- Accueil
- Lutte ouvrière n°2231
- France Télécom : Responsable d'un nouveau suicide
Dans les entreprises
France Télécom : Responsable d'un nouveau suicide
Mardi 26 avril, un salarié de France Télécom s'est suicidé par le feu sur le parking du site de Mérignac en Gironde. Le lendemain, environ 300 personnes ont quitté le travail pour lui rendre hommage et pour exprimer leur réprobation et leur colère. La directrice du centre ainsi que le responsable régional des ressources humaines, qui prétendaient venir à ce rassemblement, ont été invités à passer leur chemin.
Ce salarié, qui travaillait depuis trente ans à France Télécom, avait été embauché comme technicien et était dernièrement chargé par la direction de contrôler les risques liés aux conditions de travail. La direction appelle cela « préventeur ». En fait, notre collègue était coincé entre la pression de l'entreprise, qui voulait faire accepter ses décisions, et sa volonté à lui : faire respecter des conditions de vie et de santé correctes pour ses collègues.

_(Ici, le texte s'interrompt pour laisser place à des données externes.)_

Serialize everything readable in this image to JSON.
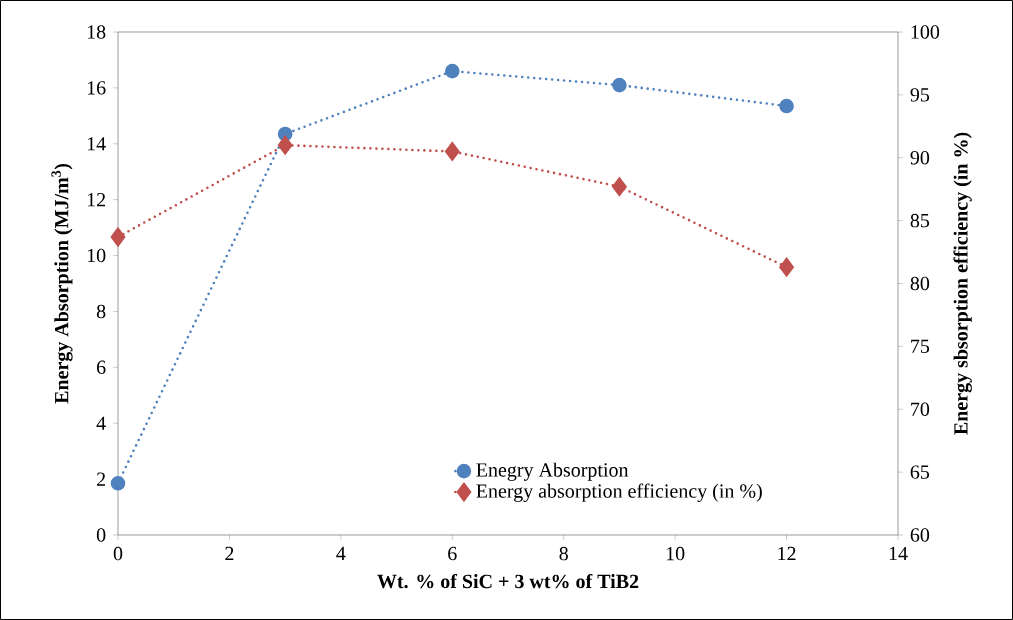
{
  "chart_data": {
    "type": "line",
    "x": [
      0,
      3,
      6,
      9,
      12
    ],
    "xlabel": "Wt. % of SiC + 3 wt% of TiB2",
    "ylabel": "Energy Absorption (MJ/m$^{3}$)",
    "y2label": "Energy sbsorption efficiency (in %)",
    "xlim": [
      0,
      14
    ],
    "xticks": [
      0,
      2,
      4,
      6,
      8,
      10,
      12,
      14
    ],
    "ylim": [
      0,
      18
    ],
    "yticks": [
      0,
      2,
      4,
      6,
      8,
      10,
      12,
      14,
      16,
      18
    ],
    "y2lim": [
      60,
      100
    ],
    "y2ticks": [
      60,
      65,
      70,
      75,
      80,
      85,
      90,
      95,
      100
    ],
    "grid": false,
    "legend": "bottom",
    "line_style": "dotted",
    "series": [
      {
        "name": "Enegry Absorption",
        "color": "#4f81bd",
        "marker": "circle",
        "values": [
          1.85,
          14.35,
          16.6,
          16.1,
          15.35
        ]
      },
      {
        "name": "Energy absorption efficiency (in %)",
        "color": "#c0504d",
        "marker": "diamond",
        "axis": "y2",
        "values": [
          83.7,
          91.0,
          90.5,
          87.7,
          81.3
        ]
      }
    ]
  }
}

La direction de France Télécom fait semblant de croire que le malaise persistant des salariés est dû aux méthodes de gestion de l'ancienne direction. Mais dans le cas présent les appels au secours, les colères de ce salarié, ses dénonciations étaient bien actuelles. Lui-même militant syndical, il avait été déplacé à plusieurs reprises et disait clairement qu'il était « en souffrance ». En février, il avait dénoncé par mail le manque de moyens pour accomplir sa mission de prévention et avait demandé à être reçu par la directrice. Son appel est resté sans réponse.
En 2009 déjà, il avait écrit une longue « lettre ouverte à mon employeur et à son actionnaire principal » (l'État). Il y analysait sans complaisance les causes du malaise et des suicides, y racontait ses pérégrinations, mutations, discriminations. « Je suis en trop », concluait-il.
Depuis cette date, certes, l'ancien directeur Didier Lombard a été - confortablement - débarqué. Mais la politique du nouveau, Stéphane Richard, est la même, ainsi que le but : la rentabilité maximum.
La pression sur le personnel n'a pas disparu, et il arrive que la hiérarchie en rajoute, comme dans cette unité où elle a refusé d'appliquer une augmentation de temps de pause alors que cela avait été négocié nationalement.
Sur les centres d'appels, les contrôles et les flicages continuent, même si on demande aux managers d'y mettre les formes. Et ce ne sont pas les gadgets - quelques fauteuils de massage par ci, un baby-foot dans une salle de repos par là - qui changeront quelque chose. Car la durée et le rythme de travail restent les mêmes, mesurés par ordinateur à compter de la prise de service sur la position de travail, ce qui permet de suivre les activités du salarié heure par heure, quand ce n'est pas minute par minute.
Bref, des changements pour les salariés, il n'y en a quasiment pas eu. Et la vague de suicides ne s'est pas arrêtée non plus : sur les 60 suicides de salariés qui ont eu lieu depuis trois ans, 27 ont eu lieu depuis 2010.
Par contre le véritable but de France Télécom, augmenter la part des profits, lui, a été atteint. Alors que le chiffre d'affaires de l'entreprise reste stable, les bénéfices ont augmenté d'au moins 30 %. Autrement dit, l'exploitation des salariés continue de s'intensifier.
Stéphane Richard dit vouloir faire toute la lumière sur ce suicide et a demandé une enquête « particulièrement minutieuse et transparente ». Si elle l'était, elle désignerait alors le vrai responsable : lui-même.